|
Tweet |
Çetinkaya, açıklanan asgari ücretin teknik olarak artmış görünmesine rağmen, enflasyon, vergi yükü ve zorunlu harcamalar dikkate alındığında reel bir iyileşme sunmadığını ifade etti. “Bir ücret artışı, çalışanın hayatında bir rahatlama yaratmıyorsa, muhasebe kaydından öteye geçemez” dedi.
“Sorun Net Ücret Değil, Net Yaşam Standardıdır”
Asgari ücret tartışmalarının çoğu zaman brüt ve net rakamlarla sınırlı kaldığını belirten Çetinkaya, bu yaklaşımın eksik ve yanıltıcı olduğunu söyledi. Çetinkaya, “Asıl mesele, bu ücretle bir çalışanın kirasını ödeyip ödeyemediği, mutfak masraflarını karşılayıp karşılayamadığı ve ay sonunda borçlanmadan yaşamını sürdürebilip sürdüremediğidir. Bu sorular cevapsız kalıyorsa rakamların anlamı yoktur” değerlendirmesinde bulundu.
“Vergi ve Dolaylı Yükler Ücreti Sessizce Aşındırıyor”

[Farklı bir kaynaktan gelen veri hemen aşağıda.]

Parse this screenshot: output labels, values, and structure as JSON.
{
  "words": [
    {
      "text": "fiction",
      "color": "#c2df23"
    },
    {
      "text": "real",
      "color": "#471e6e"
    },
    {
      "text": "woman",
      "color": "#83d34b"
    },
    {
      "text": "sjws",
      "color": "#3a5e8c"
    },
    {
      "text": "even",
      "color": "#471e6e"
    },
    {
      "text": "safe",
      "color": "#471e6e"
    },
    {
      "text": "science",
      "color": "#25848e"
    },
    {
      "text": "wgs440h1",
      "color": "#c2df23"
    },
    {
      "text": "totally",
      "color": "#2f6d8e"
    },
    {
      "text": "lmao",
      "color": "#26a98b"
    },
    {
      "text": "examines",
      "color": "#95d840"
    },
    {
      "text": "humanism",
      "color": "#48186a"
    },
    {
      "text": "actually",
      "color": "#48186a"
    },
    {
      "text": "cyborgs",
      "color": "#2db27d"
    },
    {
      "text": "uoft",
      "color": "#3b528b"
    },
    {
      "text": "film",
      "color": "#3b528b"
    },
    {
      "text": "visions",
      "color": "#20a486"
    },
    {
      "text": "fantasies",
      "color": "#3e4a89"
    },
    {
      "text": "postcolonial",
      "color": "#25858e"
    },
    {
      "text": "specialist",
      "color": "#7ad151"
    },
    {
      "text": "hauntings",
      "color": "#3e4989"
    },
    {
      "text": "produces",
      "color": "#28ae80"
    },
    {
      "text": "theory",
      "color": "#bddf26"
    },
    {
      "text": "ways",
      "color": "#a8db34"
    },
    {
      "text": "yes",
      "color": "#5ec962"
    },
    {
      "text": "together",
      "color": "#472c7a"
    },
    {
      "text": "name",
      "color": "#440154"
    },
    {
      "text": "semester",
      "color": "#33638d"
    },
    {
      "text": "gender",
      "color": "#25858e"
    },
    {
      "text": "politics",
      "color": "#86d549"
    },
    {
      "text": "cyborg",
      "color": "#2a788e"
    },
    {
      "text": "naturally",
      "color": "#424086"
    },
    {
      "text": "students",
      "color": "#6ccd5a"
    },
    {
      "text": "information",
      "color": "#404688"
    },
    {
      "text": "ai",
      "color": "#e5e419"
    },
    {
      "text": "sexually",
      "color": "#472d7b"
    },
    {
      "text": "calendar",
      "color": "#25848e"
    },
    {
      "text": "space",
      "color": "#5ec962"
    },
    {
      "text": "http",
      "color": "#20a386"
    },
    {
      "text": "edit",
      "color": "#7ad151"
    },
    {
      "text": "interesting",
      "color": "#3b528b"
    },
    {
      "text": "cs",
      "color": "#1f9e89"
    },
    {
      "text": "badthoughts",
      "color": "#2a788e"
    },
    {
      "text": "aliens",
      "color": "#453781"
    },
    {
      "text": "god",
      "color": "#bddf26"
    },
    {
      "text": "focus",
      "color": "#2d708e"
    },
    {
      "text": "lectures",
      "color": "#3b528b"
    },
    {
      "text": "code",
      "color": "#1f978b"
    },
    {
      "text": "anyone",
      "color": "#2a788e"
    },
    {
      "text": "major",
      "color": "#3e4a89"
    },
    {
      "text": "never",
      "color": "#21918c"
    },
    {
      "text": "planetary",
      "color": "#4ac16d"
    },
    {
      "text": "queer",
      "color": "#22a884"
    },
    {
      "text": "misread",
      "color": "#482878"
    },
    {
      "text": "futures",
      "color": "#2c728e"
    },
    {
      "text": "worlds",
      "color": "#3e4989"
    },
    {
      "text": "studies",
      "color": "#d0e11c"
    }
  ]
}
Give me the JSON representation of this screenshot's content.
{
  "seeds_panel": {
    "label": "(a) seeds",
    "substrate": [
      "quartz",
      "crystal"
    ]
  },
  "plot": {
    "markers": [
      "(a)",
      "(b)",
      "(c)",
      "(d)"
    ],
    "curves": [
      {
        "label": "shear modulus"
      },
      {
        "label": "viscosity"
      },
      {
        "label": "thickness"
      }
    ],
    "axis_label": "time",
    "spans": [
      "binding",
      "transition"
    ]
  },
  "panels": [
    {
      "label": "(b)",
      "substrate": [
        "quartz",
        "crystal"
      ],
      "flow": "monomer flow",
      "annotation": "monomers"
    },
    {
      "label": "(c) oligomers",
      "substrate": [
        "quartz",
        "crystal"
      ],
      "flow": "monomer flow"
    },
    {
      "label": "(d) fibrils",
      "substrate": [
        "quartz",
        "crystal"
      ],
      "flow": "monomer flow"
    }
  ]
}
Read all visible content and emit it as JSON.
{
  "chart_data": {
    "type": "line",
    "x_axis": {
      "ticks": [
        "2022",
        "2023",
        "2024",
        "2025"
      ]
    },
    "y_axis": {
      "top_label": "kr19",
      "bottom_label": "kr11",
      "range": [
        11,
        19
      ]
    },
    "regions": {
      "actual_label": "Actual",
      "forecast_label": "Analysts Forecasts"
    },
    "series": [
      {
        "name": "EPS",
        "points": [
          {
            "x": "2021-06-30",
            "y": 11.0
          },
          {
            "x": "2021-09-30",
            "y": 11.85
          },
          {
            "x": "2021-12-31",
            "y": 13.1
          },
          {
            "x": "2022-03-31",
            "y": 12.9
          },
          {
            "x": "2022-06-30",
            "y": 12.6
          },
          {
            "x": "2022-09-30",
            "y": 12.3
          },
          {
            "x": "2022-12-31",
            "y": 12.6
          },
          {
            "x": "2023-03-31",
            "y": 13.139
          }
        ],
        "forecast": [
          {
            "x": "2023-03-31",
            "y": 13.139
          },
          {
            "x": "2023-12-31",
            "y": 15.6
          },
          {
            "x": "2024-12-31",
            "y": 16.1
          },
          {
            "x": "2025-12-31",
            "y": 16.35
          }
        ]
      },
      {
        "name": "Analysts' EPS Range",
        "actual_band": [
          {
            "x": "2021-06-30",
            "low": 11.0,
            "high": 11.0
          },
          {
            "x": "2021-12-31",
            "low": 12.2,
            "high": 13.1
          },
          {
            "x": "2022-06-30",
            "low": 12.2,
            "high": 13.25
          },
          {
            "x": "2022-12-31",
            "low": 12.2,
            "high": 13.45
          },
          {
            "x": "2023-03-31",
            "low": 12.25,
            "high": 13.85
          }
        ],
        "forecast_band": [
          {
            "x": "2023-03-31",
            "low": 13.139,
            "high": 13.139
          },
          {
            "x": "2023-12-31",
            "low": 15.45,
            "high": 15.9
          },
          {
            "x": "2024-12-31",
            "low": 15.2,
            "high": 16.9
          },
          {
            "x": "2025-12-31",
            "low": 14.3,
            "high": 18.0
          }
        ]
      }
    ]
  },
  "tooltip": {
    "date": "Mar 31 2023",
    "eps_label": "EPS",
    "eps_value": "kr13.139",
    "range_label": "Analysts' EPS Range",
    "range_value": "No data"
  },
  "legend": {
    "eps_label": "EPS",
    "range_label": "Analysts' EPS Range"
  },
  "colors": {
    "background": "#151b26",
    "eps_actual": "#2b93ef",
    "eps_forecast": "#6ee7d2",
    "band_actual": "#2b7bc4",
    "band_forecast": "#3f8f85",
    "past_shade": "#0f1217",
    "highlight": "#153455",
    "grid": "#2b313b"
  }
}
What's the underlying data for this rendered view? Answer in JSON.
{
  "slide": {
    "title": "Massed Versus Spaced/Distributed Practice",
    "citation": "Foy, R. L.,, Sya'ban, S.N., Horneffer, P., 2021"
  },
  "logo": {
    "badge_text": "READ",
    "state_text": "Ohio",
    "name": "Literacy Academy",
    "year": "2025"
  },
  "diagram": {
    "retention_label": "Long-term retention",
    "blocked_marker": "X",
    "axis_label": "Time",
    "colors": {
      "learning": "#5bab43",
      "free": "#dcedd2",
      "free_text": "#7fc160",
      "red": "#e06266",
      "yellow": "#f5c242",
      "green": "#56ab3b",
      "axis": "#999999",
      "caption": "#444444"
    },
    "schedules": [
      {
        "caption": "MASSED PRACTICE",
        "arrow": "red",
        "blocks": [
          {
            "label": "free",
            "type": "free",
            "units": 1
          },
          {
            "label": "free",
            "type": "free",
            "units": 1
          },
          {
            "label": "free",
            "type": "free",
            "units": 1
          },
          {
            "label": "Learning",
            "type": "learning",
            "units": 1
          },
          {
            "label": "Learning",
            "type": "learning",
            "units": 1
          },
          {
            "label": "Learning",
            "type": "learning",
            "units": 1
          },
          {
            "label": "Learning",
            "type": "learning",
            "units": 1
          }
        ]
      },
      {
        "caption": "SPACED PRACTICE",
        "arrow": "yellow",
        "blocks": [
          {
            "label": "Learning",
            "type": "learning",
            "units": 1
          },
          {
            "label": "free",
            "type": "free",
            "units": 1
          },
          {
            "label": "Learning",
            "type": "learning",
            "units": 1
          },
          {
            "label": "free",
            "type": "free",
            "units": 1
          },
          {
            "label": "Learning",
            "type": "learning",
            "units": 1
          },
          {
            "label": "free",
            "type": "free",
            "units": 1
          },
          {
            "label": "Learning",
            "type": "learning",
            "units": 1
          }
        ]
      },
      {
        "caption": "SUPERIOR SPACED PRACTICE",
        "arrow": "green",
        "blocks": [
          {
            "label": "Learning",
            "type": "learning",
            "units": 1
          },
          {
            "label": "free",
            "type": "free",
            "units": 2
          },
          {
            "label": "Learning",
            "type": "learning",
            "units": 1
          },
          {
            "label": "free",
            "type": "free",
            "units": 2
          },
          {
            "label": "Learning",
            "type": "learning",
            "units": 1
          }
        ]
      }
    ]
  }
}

Ücret artışlarının kısa sürede erimesinin temel nedenlerinden birinin vergi ve dolaylı mali yükler olduğunu vurgulayan Çetinkaya, gelir vergisi, KDV ve zorunlu harcamaların çalışanların alım gücünü ciddi biçimde düşürdüğünü ifade etti. “Asgari ücret artıyor gibi görünürken, bu artışın önemli bir kısmı dolaylı yollarla geri alınıyor. Çalışan bunu maaş gününde değil, ay sonunda fark ediyor” dedi.
“Ücret Politikası Gerçekçi Olmak Zorunda”
Yeminli mali müşavir olarak sahada hem çalışanlar hem de işverenlerle birebir temas halinde olduğunu belirten Çetinkaya, mevcut ücret politikasının ekonomik gerçeklerle uyumlu olmadığını söyledi. Çetinkaya, “Sürdürülebilir bir ücret düzeni için popülist artışlar değil, enflasyona karşı koruyucu, vergi yükünü azaltan ve alım gücünü kalıcı olarak destekleyen bir yaklaşım şarttır” ifadelerini kullandı.
Açıklamasının sonunda ücret politikalarının masa başında değil, hayatın içinden bakılarak şekillendirilmesi gerektiğini vurgulayan Cihat Çetinkaya, “Ekonomi; tablolar, grafikler ve oranlarla değil, insanların nasıl yaşadığıyla ölçülür. Asgari ücret de bu gerçeğin en açık göstergesidir” diyerek değerlendirmesini tamamladı.